Der Hohepriester salbte ihren nackten Körper, wickelte sie in weißes Leinen, nahm sie auf seine Arme, hielt sie der wartenden Menge entgegen und sprach mit lauter Stimme:
"Lasset die Kindlein zu mir kommen, denn durch sie ist das Königreich der Hölle."
Die Menge antwortete im Chor:
"Gepriesen sei Satan, denn er ist der Herr über alles.
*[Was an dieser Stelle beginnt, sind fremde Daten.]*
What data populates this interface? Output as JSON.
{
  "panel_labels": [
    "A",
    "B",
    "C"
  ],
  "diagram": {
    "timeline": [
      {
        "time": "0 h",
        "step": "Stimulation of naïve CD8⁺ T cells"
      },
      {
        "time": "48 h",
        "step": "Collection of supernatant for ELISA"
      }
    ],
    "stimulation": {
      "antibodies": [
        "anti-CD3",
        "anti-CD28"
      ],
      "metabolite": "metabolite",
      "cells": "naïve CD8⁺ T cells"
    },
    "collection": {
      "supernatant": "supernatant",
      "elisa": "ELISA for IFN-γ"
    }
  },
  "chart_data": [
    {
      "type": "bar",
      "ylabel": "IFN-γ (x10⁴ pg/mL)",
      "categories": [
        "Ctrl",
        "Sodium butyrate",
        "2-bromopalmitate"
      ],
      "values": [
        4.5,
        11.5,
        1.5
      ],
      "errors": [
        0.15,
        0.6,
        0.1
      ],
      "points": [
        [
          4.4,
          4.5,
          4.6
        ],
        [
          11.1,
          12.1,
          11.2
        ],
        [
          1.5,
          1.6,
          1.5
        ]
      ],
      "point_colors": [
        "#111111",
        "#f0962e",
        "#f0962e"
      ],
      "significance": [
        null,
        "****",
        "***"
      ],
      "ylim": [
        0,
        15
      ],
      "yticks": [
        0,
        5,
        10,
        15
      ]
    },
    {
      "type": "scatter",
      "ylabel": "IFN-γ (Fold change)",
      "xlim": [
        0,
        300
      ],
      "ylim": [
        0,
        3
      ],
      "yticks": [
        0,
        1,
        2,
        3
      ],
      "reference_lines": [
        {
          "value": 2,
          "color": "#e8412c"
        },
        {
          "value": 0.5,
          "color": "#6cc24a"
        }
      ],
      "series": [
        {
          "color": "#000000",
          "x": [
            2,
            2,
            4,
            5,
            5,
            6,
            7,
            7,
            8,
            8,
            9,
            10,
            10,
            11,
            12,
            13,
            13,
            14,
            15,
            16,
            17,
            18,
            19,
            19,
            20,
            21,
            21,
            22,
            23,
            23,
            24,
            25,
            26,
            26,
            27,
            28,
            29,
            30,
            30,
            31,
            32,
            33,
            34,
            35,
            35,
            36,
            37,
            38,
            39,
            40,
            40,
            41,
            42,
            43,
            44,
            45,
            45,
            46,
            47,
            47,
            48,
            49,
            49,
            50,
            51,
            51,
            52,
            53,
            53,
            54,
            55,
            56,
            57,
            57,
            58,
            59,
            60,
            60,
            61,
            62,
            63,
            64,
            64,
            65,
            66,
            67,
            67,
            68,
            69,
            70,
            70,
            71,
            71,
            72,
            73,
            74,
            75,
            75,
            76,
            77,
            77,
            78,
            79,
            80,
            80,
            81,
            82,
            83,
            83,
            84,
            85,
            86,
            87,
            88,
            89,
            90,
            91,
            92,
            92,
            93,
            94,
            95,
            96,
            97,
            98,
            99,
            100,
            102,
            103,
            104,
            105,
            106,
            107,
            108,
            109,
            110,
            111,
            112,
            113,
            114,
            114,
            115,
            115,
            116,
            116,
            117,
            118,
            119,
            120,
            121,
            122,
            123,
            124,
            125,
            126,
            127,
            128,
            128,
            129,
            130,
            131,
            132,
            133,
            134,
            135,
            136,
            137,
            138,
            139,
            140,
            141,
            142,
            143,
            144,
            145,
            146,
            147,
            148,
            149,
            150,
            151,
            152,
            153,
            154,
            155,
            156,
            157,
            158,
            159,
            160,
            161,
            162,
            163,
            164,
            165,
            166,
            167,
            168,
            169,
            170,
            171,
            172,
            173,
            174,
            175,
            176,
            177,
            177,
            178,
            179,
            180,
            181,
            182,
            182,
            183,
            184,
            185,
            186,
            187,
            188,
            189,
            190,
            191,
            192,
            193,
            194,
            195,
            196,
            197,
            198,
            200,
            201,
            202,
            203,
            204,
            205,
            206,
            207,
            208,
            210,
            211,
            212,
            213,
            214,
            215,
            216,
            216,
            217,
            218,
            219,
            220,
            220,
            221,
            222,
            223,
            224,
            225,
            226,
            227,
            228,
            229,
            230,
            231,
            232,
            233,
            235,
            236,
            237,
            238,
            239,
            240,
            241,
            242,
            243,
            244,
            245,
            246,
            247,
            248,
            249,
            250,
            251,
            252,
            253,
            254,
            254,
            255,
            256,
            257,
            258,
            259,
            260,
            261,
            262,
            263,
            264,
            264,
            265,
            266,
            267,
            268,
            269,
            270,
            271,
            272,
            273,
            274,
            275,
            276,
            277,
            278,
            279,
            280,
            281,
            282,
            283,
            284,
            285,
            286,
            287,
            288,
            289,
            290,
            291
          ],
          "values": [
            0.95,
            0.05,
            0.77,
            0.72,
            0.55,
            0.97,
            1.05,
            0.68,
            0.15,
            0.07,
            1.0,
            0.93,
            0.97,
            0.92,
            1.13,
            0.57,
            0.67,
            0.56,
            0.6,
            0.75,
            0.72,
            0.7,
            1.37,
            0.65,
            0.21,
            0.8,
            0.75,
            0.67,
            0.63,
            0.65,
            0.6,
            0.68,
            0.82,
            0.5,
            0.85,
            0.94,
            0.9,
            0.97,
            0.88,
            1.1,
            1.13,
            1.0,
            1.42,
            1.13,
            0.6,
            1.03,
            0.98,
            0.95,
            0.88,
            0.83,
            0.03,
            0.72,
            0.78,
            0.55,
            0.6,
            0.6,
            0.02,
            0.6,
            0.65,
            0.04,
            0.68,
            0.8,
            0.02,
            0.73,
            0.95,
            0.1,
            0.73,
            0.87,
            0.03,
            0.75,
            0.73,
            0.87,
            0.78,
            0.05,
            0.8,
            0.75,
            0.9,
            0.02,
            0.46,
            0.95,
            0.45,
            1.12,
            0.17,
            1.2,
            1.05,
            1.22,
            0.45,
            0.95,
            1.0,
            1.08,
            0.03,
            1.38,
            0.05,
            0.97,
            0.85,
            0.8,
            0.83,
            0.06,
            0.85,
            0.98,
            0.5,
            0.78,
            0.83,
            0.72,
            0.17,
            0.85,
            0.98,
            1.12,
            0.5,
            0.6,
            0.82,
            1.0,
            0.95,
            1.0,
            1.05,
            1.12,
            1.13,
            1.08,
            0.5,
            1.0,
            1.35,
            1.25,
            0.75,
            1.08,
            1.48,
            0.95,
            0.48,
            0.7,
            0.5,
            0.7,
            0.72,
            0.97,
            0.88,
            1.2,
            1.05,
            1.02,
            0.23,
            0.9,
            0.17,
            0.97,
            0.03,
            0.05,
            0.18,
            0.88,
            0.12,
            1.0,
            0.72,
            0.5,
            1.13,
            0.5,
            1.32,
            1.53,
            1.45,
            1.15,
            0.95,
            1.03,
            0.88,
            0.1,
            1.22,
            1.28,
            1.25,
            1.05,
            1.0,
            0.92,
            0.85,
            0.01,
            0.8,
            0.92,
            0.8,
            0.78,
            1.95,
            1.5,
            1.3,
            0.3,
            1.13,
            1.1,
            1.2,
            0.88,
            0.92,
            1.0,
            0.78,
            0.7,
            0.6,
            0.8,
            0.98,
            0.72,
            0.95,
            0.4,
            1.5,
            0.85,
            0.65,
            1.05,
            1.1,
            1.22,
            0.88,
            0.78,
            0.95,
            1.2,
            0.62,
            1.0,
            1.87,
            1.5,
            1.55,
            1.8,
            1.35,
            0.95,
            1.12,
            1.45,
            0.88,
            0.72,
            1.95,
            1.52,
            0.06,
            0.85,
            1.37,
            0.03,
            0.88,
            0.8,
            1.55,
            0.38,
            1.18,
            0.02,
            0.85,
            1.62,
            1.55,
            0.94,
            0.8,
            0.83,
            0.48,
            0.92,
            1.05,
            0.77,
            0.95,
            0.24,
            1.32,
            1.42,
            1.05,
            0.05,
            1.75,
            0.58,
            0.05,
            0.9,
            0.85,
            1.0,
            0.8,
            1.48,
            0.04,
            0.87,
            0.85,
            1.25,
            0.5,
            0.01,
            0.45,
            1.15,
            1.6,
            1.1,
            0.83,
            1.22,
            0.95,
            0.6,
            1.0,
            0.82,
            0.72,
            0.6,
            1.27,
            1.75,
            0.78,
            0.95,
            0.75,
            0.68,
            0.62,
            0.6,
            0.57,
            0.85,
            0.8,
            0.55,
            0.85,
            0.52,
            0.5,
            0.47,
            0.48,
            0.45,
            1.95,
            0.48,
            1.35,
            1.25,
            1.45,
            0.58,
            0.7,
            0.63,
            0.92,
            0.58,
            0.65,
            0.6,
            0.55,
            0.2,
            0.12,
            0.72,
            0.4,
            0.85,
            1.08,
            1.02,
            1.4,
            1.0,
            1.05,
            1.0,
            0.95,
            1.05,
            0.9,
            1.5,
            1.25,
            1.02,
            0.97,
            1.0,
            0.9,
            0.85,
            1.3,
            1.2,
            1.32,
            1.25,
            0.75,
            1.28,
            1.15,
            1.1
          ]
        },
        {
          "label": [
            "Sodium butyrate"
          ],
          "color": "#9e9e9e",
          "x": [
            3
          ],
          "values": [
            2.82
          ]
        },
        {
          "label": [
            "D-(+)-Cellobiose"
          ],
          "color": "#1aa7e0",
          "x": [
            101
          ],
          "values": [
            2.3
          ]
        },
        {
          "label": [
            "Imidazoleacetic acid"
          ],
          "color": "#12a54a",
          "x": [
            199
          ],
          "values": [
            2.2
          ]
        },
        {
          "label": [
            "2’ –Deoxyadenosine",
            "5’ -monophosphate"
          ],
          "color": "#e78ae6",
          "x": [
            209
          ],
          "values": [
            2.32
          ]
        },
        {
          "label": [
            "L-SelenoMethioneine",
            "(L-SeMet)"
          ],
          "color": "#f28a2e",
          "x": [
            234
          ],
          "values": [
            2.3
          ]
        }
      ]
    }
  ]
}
Er ist der Herrscher der Finsternis. Verdammt sei Gott, denn er ist der Herr über nichts."
Der Hohepriester legte die Auserwählte auf den Altar zurück, befahl ihr, aus dem Becher zu trinken, den er ihr hinhielt.
Gehorsam tat sie es. Der Becher fiel ihr aus der Hand. Der Wein, den sie getrunken hatte, machte sie schwindlig, umnebelte ihre Sinne.
Sie fühlte sich einer Ohnmacht nahe.
Jetzt öffnete der Priester das weiße Leinentuch und begann mit dem teuflischen Ritual.
Als sie den ersten Schnitt des Dolches spürte, floh sie entsetzt, leise wimmernd, ihrem geschändeten Körper.